La recaudación total de impuestos en Argentina cayó aproximadamente un 3.5% en términos reales durante octubre de 2025 en comparación con el año anterior, alcanzando los $16.1 billones de pesos. Si bien la caída general se explica por la ausencia de ingresos extraordinarios y la eliminación de algunos impuestos (como el Impuesto PAÍS, que ya no se encuentra vigente), el dato más crítico proviene del Impuesto al Valor Agregado (IVA).
El IVA, un tributo indirecto fuertemente ligado al consumo, recaudó $5.7 billones, logrando una variación interanual nominal del 31.7%. Este porcentaje es prácticamente idéntico a la inflación acumulada entre octubre de 2024 y septiembre de 2025.
Desde una perspectiva económica y crítica, el IVA es un barómetro del consumo y la actividad.

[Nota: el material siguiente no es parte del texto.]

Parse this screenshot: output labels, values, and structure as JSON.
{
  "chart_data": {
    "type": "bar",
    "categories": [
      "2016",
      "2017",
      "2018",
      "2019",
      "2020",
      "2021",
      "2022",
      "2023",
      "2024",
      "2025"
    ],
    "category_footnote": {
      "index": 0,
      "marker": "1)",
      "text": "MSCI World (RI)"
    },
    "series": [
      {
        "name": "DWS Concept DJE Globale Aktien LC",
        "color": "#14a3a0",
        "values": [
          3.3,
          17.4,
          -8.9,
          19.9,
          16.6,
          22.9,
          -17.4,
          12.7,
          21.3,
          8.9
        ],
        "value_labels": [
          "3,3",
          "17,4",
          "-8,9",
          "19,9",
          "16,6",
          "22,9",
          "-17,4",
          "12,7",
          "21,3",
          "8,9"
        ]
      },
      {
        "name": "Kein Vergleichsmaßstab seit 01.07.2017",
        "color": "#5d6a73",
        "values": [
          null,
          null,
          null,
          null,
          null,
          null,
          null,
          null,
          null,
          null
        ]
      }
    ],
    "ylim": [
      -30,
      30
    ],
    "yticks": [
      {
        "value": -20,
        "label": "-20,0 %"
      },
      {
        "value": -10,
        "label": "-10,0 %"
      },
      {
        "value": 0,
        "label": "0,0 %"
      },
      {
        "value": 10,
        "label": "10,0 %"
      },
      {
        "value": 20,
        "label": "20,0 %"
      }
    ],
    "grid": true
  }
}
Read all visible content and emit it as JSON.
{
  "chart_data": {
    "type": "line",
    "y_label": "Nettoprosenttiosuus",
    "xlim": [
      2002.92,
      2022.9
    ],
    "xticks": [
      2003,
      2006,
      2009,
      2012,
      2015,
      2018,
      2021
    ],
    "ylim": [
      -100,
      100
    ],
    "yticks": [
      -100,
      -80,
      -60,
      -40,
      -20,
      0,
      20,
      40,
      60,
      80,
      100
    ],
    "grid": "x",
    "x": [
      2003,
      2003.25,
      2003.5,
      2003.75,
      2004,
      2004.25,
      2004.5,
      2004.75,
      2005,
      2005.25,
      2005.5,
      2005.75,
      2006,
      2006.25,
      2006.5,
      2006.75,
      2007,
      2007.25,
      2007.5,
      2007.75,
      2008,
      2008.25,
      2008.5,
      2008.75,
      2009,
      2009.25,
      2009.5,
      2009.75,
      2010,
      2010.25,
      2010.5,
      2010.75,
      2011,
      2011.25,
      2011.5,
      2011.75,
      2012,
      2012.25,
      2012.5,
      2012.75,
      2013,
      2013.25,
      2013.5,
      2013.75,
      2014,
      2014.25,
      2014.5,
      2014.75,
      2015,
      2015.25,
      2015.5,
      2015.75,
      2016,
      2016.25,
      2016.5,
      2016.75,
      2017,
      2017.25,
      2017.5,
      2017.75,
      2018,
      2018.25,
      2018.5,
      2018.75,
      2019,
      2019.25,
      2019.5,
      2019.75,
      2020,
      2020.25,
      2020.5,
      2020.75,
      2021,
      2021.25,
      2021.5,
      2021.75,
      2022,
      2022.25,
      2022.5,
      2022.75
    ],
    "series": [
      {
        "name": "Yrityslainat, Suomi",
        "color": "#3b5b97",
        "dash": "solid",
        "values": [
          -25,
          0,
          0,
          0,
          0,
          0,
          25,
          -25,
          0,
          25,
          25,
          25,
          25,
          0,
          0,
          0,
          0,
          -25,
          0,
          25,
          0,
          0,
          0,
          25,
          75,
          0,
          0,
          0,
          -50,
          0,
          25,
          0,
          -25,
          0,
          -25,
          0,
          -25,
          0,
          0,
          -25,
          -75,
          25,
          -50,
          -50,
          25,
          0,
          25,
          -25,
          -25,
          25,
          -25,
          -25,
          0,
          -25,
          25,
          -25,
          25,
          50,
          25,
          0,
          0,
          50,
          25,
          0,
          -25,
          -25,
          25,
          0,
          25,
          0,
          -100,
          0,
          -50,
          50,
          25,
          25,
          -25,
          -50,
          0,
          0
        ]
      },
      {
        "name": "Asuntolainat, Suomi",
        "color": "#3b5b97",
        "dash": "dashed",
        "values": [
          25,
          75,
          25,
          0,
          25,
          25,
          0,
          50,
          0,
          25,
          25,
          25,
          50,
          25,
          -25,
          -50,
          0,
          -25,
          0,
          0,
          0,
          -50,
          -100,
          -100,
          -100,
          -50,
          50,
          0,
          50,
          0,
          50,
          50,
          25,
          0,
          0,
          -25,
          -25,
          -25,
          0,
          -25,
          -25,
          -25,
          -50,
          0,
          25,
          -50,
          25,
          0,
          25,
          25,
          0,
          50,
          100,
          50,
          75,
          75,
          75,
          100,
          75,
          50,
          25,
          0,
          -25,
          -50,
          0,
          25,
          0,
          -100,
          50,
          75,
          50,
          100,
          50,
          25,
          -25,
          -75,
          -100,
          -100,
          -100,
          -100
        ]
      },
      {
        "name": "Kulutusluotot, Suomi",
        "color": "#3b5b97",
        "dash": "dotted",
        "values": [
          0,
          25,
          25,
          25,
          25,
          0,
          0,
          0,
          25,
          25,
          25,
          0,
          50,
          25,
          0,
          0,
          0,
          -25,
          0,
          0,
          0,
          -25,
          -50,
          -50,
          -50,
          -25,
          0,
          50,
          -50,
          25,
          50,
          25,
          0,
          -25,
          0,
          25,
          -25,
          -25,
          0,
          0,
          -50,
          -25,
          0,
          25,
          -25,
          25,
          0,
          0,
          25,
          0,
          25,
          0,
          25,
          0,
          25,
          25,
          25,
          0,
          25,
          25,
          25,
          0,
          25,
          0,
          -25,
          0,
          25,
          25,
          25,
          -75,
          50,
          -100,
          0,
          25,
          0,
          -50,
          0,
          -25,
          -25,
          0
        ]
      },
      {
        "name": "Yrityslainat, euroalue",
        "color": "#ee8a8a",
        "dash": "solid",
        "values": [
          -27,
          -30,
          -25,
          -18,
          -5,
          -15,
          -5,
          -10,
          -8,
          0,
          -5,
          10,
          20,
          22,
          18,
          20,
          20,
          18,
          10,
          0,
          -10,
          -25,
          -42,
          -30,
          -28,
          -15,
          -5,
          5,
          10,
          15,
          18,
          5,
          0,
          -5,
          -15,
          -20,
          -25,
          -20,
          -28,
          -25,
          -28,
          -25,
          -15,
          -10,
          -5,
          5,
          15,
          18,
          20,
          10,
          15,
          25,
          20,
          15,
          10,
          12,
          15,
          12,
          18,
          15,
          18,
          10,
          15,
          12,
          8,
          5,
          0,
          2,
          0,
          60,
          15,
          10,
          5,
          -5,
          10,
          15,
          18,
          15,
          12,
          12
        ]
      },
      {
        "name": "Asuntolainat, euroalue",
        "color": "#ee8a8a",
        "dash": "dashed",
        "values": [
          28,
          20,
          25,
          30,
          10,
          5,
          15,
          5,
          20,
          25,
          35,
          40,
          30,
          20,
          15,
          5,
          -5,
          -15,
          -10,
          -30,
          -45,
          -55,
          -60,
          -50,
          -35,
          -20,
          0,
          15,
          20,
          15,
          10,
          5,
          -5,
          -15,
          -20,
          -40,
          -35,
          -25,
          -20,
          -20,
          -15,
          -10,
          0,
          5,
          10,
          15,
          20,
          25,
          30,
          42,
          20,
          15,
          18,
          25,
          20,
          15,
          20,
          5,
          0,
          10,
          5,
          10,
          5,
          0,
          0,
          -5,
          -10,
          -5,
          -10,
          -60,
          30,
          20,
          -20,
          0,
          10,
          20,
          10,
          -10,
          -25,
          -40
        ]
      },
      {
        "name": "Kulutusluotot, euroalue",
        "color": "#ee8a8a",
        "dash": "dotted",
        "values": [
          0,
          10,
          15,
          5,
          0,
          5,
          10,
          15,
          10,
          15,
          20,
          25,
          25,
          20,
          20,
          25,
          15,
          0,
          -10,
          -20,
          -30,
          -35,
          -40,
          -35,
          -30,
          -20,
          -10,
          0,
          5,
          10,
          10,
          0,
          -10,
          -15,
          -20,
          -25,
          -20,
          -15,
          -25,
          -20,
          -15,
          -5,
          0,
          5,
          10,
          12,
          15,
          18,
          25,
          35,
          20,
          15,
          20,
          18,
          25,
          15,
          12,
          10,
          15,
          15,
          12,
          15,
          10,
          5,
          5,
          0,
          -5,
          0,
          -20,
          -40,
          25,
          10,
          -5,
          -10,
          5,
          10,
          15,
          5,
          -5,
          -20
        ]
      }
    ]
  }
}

El hecho de que la recaudación de este impuesto haya crecido solo a la par de la inflación significa que en términos reales no hubo ni crecimiento ni una caída significativa del consumo. Los analistas interpretan esto como un estancamiento en la actividad económica interna, lo que contradice las señales de «leve recuperación» que el Gobierno intenta mostrar.
La falta de un crecimiento real en el consumo es preocupante en un contexto donde el país enfrenta la posibilidad de entrar en una recesión técnica. La reactivación económica y el crecimiento del PIB son esenciales para compensar la alta carga tributaria y la caída de otros ingresos fiscales. El desafío para el equipo económico es implementar medidas que efectivamente dinamicen el consumo sin descontrolar las variables macroeconómicas.